Technology Trends in VLSI and Impact on Reliability and Test

Lecture

May 21 10:30
Nidaros Pilgrim Centre


Shekhar Borkar
Intel Corporation

As technology continues to scale in the nanoscale regime, it's the same physics that helped you in the past, now poses major challenges in design, reliability, and test. Future designs will have to comprehend them, and incorporate reliability and test into the design from day one. Traditional system level reliability techniques will be ill suited and will have to morph towards resiliency. This course will address all of these challenges.

Prerequisites

Fundamental knowledge of physics, electronics, and electrical engineering at the undergraduate level is required.

Suggested preliminary readings

  • Jan Rabaey: Low Power Design Essentials, Springer, ISBN 1558-9412
  • Neil Weste and David Harris: CMOS VLSI Design, A Circuit and System Perspective, Third Edition and Addison Wesley, ISBN 0-321-14901-7
  • James Segura and Charles F. Hawkins: CMOS Electronics, How it works, how it fails, IEEE Press, ISBN 0-471-47669-2

Learning outcomes

This course will familiarize you with the challenges of the nanoscale technologies, and effective design practices to overcome these challenges, both at the chip level as well as at the system level.

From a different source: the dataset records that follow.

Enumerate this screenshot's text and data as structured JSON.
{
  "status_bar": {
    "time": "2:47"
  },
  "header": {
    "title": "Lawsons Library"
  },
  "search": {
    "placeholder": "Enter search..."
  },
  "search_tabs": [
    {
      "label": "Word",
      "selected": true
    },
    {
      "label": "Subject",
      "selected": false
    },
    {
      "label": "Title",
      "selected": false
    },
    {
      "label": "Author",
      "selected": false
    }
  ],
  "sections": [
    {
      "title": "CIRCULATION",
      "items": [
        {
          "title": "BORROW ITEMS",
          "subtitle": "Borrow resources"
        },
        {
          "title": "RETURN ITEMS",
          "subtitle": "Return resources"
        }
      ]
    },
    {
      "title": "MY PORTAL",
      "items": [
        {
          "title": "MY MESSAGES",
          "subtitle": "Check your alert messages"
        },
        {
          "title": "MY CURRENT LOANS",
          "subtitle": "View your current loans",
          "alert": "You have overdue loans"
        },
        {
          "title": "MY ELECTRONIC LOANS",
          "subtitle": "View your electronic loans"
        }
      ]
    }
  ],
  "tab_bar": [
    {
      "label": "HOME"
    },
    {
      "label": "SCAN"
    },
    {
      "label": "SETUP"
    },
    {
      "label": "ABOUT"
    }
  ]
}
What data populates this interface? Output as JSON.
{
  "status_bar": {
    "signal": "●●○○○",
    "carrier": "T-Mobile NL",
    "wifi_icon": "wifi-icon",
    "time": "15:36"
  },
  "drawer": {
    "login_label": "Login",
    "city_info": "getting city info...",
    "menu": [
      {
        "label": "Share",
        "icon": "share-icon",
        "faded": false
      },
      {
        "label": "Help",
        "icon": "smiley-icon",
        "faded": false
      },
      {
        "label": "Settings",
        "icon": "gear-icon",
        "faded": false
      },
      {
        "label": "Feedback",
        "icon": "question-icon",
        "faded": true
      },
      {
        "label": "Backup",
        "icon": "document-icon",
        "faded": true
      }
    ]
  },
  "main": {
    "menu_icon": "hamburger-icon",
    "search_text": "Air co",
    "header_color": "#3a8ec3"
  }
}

You will be equipped with a good understanding of how to incorporate test and reliability into the design from day one, and to look forward to the paradigm shifts of resilient design for even more effective designs.

Syllabus

  1. Nanoscale Technologies: We will discuss the evolution of MOS transistors from yesterday's micro-scale to today's nanoscale regime, physics behind the scaling, and the same physics that now pose challenges for the future scaling. This includes subthreshold leakage, gate leakage, random and systematic variations, their causes, and the impact on VLSI chips.
  2. VLSI Design Challenges of Nanoscale Technologies: We will discuss challenges associate with designing logic and circuits, considering major technological shifts discussed before. This includes design considerations for static, sequential, and storage circuit elements, with power management and delivery. We will further discuss the causes of faults, such as device aging, electromigration, as well as intermittent faults such as single event upsets, the errors caused by them, and design considerations to work around. We will especially focus on the reliability and test aspects from the design point of view.
  3. System Design Challenges: Building systems with these components will be challenging too. System on a chip, as well as traditional board level system design will have to follow different design philosophy. We will discuss challenges associated at the system level, to provide sufficient IO bandwidth, power delivery and management, system reliability, and test - all within a reasonable power and cost envelope.
  4. Designing for Reliability and Test: Having discussed the technological and design challenges we will focus on reliability and test aspects of the system. Traditional testing of components - as an afterthought - will be ineffective, and the future designs will have to incorporate testing as an integral part of the design effort. Traditional reliability solutions at the system level - such as N modular redundancy - too needs overhaul to morph into a new paradigm of system resiliency. We will discuss how designing for resiliency, with test and reliability in mind, will result in robust, reliable, and high yielding systems.